I beg to ask the Under Secretary of State for Foreign Affairs whether it is the fact that the British East African Company have been unable to communicate with Uganda, or to receive any information with reference to the condition of the country in that district since December last; and whether he is able to state what is the present position of the officers engaged in the survey of the Mombasa Railway, and at what distance they are supposed to be situated, by the last accounts from Mombasa and the Lake respectively?

* MR. J. W. LOWTHER

The difficulties of communication between the British East Africa Company and their officers in Uganda are due to the great expense involved in sending caravans to and fro between Uganda and the coast. The last expedition to Uganda was sent in August last.

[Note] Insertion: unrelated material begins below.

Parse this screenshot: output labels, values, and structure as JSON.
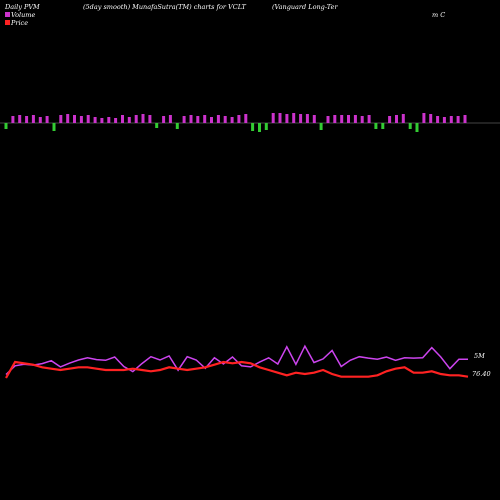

No communication has been received from Uganda since last October. On the 5th March last Captain Macdonald wrote from Mackado that the survey party had reached Kikuyu, and had found a practicable route for the railway for 350 miles. Kikuyu is about 150 miles from the Lake. There had been a slight delay at Mackado due to difficulties in obtaining supplies and transport.

SIR W. HARCOURT

I understand from the hon. Gentleman that no news has come from Uganda at all since October last?

* MR. J. W. LOWTHER

No news has been received through the English sphere of influence. The news which has reached us has come through the German sphere of influence. As far as I have been able to trace it, it comes from a trader who resides at the south end of the Lake. It appears that in February last he wrote stating that two gentlemen named Ash and De Winton, missionaries to the west side of the Lake, had been killed. A month later another communication was received from him, stating that they were both quite well. The same gentleman had also written to the effect that Mwanga had been driven out of the country, and was on the west side of the Lake, collecting a force for an attack on Uganda. But in the last letter, written in March last, the gentleman stated that Mwanga was now in the German sphere of influence at the south side of the Lake, and not at the west, as previously reported by him.